Chain of custody is the documented record of how evidence was collected, transferred, handled, and stored over time.
Chain of custody is the documented record of how evidence was collected, transferred, handled, and stored over time. In plain language, it shows who had the evidence, what happened to it, and whether it remained under controlled handling.
Chain of custody matters because evidence is more useful when people can trust how it was handled. If important artifacts move through unclear or poorly documented steps, confidence in the investigation can weaken.
It also matters because some incidents involve legal, regulatory, or disciplinary consequences where clear evidence handling becomes especially important.
Chain of custody appears in serious incident response, digital forensics, evidence retention, legal review, and high-sensitivity investigations. Teams connect it to Evidence Preservation, Forensic Artifact, and Audit Log because strong evidence handling depends on both preservation and documentation.
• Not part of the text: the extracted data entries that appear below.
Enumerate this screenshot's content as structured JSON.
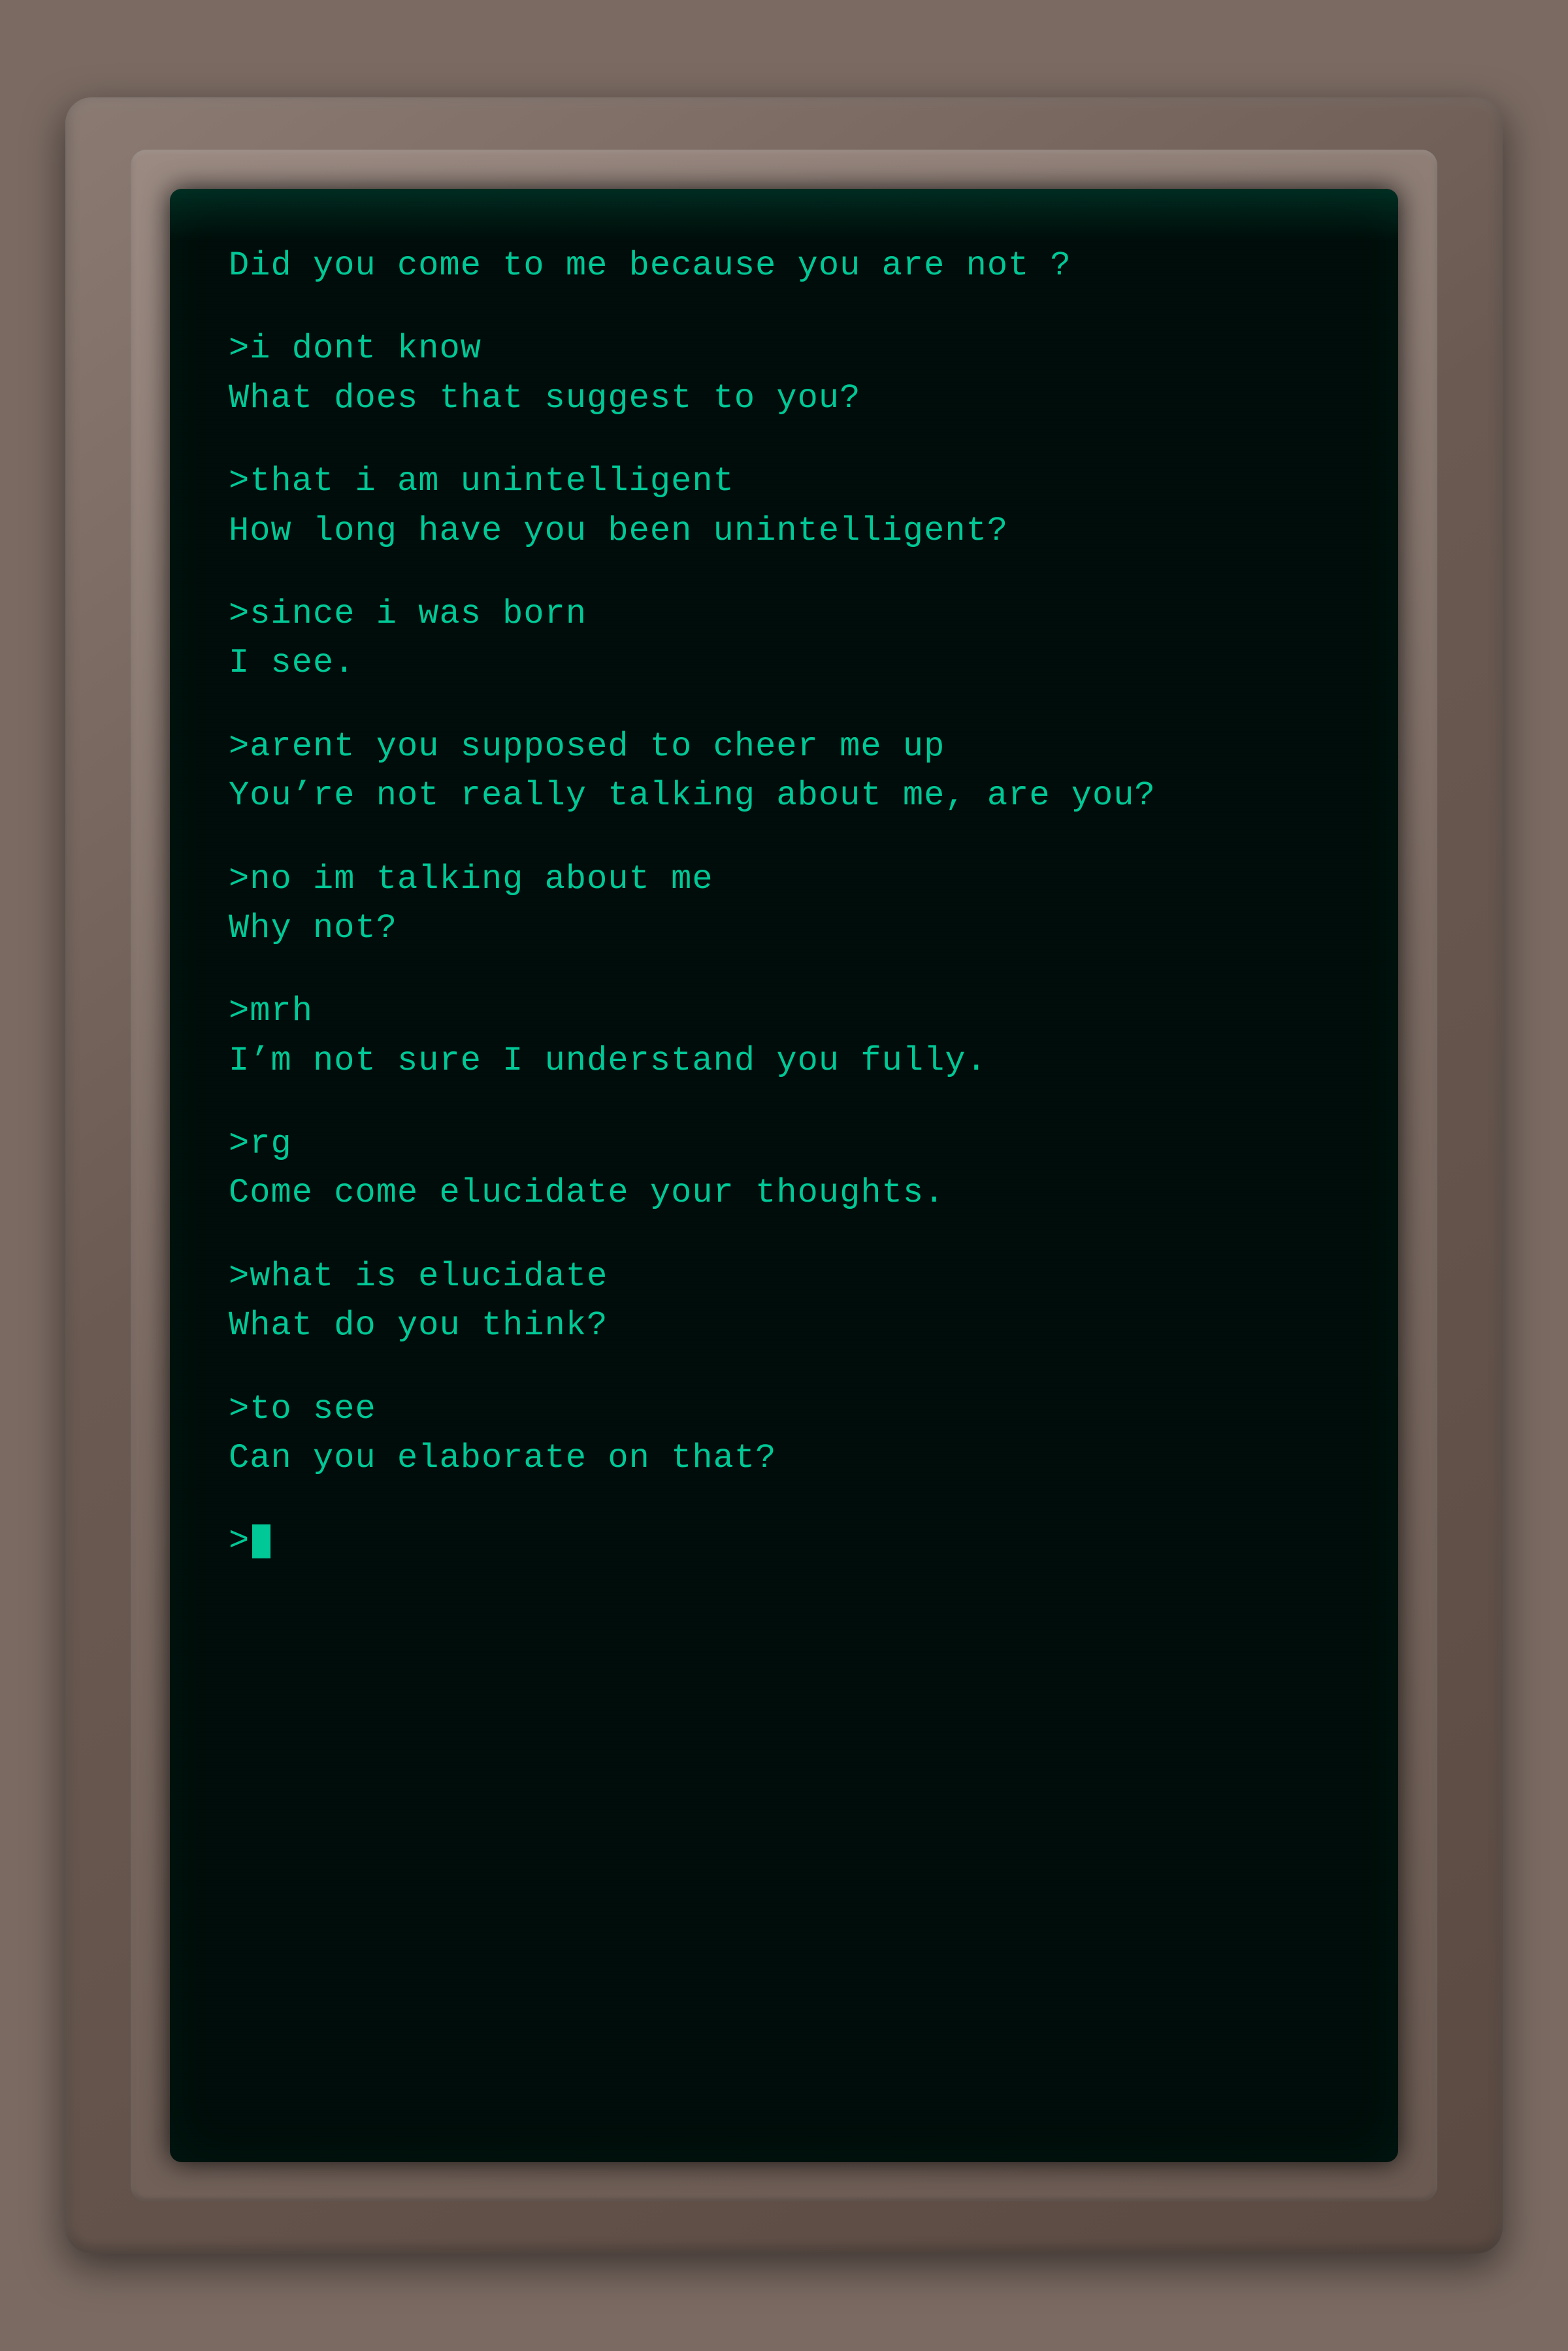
{
  "terminal": {
    "lines": [
      {
        "id": "line1",
        "text": "Did you come to me because you are not ?",
        "type": "response"
      },
      {
        "id": "spacer1",
        "type": "spacer"
      },
      {
        "id": "line2",
        "text": ">i dont know",
        "type": "input"
      },
      {
        "id": "line3",
        "text": "What does that suggest to you?",
        "type": "response"
      },
      {
        "id": "spacer2",
        "type": "spacer"
      },
      {
        "id": "line4",
        "text": ">that i am unintelligent",
        "type": "input"
      },
      {
        "id": "line5",
        "text": "How long have you been unintelligent?",
        "type": "response"
      },
      {
        "id": "spacer3",
        "type": "spacer"
      },
      {
        "id": "line6",
        "text": ">since i was born",
        "type": "input"
      },
      {
        "id": "line7",
        "text": "I see.",
        "type": "response"
      },
      {
        "id": "spacer4",
        "type": "spacer"
      },
      {
        "id": "line8",
        "text": ">arent you supposed to cheer me up",
        "type": "input"
      },
      {
        "id": "line9",
        "text": "You’re not really talking about me, are you?",
        "type": "response"
      },
      {
        "id": "spacer5",
        "type": "spacer"
      },
      {
        "id": "line10",
        "text": ">no im talking about me",
        "type": "input"
      },
      {
        "id": "line11",
        "text": "Why not?",
        "type": "response"
      },
      {
        "id": "spacer6",
        "type": "spacer"
      },
      {
        "id": "line12",
        "text": ">mrh",
        "type": "input"
      },
      {
        "id": "line13",
        "text": "I’m not sure I understand you fully.",
        "type": "response"
      },
      {
        "id": "spacer7",
        "type": "spacer"
      },
      {
        "id": "line14",
        "text": ">rg",
        "type": "input"
      },
      {
        "id": "line15",
        "text": "Come come elucidate your thoughts.",
        "type": "response"
      },
      {
        "id": "spacer8",
        "type": "spacer"
      },
      {
        "id": "line16",
        "text": ">what is elucidate",
        "type": "input"
      },
      {
        "id": "line17",
        "text": "What do you think?",
        "type": "response"
      },
      {
        "id": "spacer9",
        "type": "spacer"
      },
      {
        "id": "line18",
        "text": ">to see",
        "type": "input"
      },
      {
        "id": "line19",
        "text": "Can you elaborate on that?",
        "type": "response"
      },
      {
        "id": "spacer10",
        "type": "spacer"
      },
      {
        "id": "line20",
        "text": ">",
        "type": "prompt"
      }
    ]
  }
}
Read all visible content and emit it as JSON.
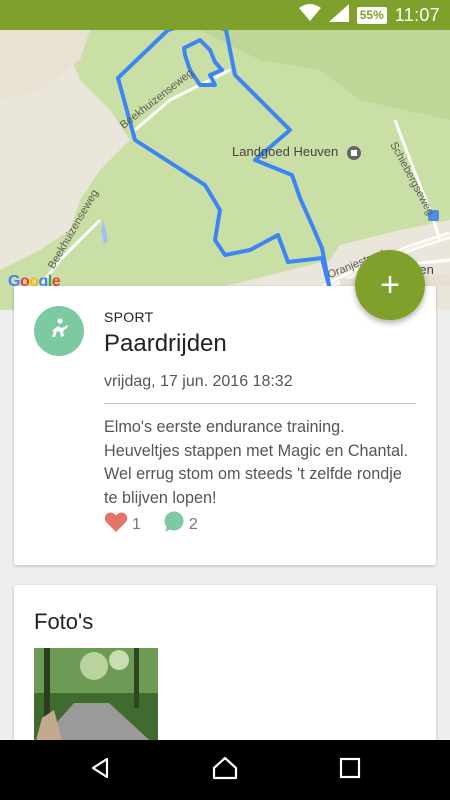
{
  "status_bar": {
    "battery": "55%",
    "time": "11:07"
  },
  "map": {
    "labels": {
      "landgoed": "Landgoed Heuven",
      "beekhuizen": "Beekhuizenseweg",
      "beekhuizenseweg": "Beekhuizenseweg",
      "schiebergseweg": "Schiebergseweg",
      "oranje": "Oranjestraat",
      "den": "Den"
    },
    "attribution": [
      "G",
      "o",
      "o",
      "g",
      "l",
      "e"
    ],
    "route_color": "#3d85f5"
  },
  "fab": {
    "label": "+"
  },
  "activity": {
    "category": "SPORT",
    "title": "Paardrijden",
    "date": "vrijdag, 17 jun. 2016 18:32",
    "description": "Elmo's eerste endurance training. Heuveltjes stappen met Magic en Chantal. Wel errug stom om steeds 't zelfde rondje te blijven lopen!",
    "likes": "1",
    "comments": "2",
    "avatar_color": "#7dc9a1",
    "like_color": "#e57368",
    "comment_color": "#7dc9a1"
  },
  "photos": {
    "heading": "Foto's"
  },
  "colors": {
    "accent": "#7fa12b"
  }
}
Security teams apply chain-of-custody discipline when the credibility of the evidence may later matter beyond the immediate technical response.
An investigation collects critical artifacts from a compromised workstation. The team documents when the artifacts were gathered, who handled them, where they were stored, and what authorized transfers occurred so later reviewers can trust the handling history.
Chain of custody is not the same as Evidence Preservation. Preservation keeps evidence intact and available. Chain of custody records the handling path and accountability for that evidence over time.
It is also not necessary in exactly the same depth for every minor event. The level of rigor depends on the seriousness of the incident and the downstream use of the evidence.